Rivera too had his own small trauma on the night of the fire. After helping to rescue Flores, he stood by the building wearing only flip-flops, shorts and a shirt. He looked up at the flames and fainted. Rivera and Rodríguez were treated for smoke inhalation and other minor injuries.
“I am still sore but we have to snap out of it and thank God that we have a new opportunity. And thank the Red Cross and the Salvation Army for their help, we have yet to see how we can resolve this situation,” said Rivera.
Flores’s son Jimmy said he was working at Costco on 10th Street when he got a call from his brother about the fire and he made it to the building as quickly as possible. Initial reports indicated that one person had died, but no names were released.
When Flores heard from his neighbors that the person who had died had headphones on, he immediately thought it was his father because he often wears headphones when mixing music for his radio show.
“I almost fainted,” said Flores when he saw his father was alive although badly burnt. “It’s one of those things you realize life is too short.

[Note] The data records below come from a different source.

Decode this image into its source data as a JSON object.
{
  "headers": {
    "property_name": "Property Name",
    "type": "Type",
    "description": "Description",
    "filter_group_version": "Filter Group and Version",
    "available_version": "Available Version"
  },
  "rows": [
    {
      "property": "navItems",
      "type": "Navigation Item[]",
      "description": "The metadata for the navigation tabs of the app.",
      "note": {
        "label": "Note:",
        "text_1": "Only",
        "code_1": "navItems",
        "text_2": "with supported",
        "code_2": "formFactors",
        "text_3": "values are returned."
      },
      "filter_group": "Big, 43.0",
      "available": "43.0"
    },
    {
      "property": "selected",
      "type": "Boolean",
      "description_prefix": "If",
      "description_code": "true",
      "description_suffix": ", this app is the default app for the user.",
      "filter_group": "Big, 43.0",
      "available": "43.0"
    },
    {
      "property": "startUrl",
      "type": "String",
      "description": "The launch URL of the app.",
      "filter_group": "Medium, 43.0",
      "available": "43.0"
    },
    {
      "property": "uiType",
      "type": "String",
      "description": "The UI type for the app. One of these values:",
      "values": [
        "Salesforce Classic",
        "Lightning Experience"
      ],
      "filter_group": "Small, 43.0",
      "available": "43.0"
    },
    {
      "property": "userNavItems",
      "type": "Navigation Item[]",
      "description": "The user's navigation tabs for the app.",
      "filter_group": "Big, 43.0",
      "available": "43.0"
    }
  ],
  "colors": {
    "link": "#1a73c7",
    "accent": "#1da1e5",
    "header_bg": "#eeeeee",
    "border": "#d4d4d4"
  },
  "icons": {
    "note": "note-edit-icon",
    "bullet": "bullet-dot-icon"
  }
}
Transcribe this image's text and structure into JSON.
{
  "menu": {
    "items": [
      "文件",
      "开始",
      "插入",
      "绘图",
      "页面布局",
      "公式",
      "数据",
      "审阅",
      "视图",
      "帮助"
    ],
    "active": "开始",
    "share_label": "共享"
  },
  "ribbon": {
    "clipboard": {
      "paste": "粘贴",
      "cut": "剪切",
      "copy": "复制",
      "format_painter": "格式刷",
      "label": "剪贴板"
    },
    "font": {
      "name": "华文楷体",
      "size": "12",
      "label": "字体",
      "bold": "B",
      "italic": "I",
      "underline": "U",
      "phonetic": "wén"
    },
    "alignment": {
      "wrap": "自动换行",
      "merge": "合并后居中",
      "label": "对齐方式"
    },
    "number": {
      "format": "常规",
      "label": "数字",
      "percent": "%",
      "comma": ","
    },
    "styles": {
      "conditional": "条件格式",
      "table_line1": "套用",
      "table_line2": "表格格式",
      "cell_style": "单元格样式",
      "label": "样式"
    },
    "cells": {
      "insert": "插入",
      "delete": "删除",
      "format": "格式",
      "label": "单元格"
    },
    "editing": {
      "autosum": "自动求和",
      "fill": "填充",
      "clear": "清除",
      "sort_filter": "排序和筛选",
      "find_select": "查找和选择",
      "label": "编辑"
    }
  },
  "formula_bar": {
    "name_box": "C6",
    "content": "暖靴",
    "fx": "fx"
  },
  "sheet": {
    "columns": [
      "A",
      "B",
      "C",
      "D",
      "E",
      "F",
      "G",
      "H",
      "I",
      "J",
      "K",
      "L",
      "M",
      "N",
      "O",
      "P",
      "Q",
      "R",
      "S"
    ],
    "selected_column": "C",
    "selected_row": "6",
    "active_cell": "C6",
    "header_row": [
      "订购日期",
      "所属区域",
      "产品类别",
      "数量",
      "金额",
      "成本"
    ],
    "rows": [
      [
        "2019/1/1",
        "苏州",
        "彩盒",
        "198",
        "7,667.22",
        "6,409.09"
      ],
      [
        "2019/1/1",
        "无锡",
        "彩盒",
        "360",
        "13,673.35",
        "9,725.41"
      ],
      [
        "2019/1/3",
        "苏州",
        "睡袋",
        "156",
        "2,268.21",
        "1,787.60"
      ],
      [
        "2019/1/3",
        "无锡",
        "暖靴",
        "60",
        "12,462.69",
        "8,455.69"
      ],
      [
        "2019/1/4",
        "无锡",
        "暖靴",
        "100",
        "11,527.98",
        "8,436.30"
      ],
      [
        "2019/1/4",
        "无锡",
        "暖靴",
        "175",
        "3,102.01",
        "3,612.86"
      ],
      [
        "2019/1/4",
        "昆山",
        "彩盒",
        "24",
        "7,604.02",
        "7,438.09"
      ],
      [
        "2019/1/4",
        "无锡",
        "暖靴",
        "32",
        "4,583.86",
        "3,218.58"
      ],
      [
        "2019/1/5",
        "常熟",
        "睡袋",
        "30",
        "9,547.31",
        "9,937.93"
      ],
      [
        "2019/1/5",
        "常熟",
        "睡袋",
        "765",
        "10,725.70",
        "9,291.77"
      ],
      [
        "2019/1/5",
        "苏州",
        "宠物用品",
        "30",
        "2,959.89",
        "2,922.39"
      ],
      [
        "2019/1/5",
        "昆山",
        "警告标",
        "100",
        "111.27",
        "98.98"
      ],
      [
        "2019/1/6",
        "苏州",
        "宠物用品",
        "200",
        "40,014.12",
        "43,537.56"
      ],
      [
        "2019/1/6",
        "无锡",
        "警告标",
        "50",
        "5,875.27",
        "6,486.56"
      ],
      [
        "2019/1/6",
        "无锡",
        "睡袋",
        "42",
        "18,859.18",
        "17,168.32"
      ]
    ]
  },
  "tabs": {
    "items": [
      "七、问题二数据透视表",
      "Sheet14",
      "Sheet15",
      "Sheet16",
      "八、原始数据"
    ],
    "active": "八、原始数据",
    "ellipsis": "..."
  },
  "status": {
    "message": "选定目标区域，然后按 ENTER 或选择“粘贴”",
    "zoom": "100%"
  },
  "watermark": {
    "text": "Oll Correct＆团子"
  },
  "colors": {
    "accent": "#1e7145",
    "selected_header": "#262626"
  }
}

He just looked weak and he’s a tough dude, he’s athletic, he plays soccer and does his DJ thing.”
Rivera, who is a painter and has lived in the building for the past nine years, was often seen painting on the second and third floors of the building. He blames the lack of warning on the absence of any alarm.
As other tenants have told Mission Local, Rivera agreed that the apartments on the third floor did not have smoke detectors or alarms.
He added to that picture recently saying, “The one alarm on the third floor was disconnected about four months ago when there was a false alarm last time. It wasn’t hooked back on.”
For the Flores family the last few months have been filled with emotion. Last May, Flores’s younger son Marvin, who worked as a cook at Los Shucos, passed away when a gun accidentally misfired.
The night of the fire, their daughter-in-law gave birth to Marvin’s baby boy. Lucía, Flores’s wife, missed the fire because she was at the hospital for the birth of her granddaughter.
As for Flores, his wife and children haven’t yet had the courage to tell him all has been lost. Flores is sensitive to noise and panics when he thinks he doesn’t know how to get out of the hospital in case of a fire. He mostly doesn’t remember what happened but has flashbacks and gets visibly shaken, said his wife and son Jimmy.
“He is recovering from his physical injuries, but they have yet to treat him psychologically,” said Flores’s wife.
“He says the first thing he is going to do when he gets out is go back in there to save what he can,” said his son Jimmy Flores. Residents have not yet been allowed to return.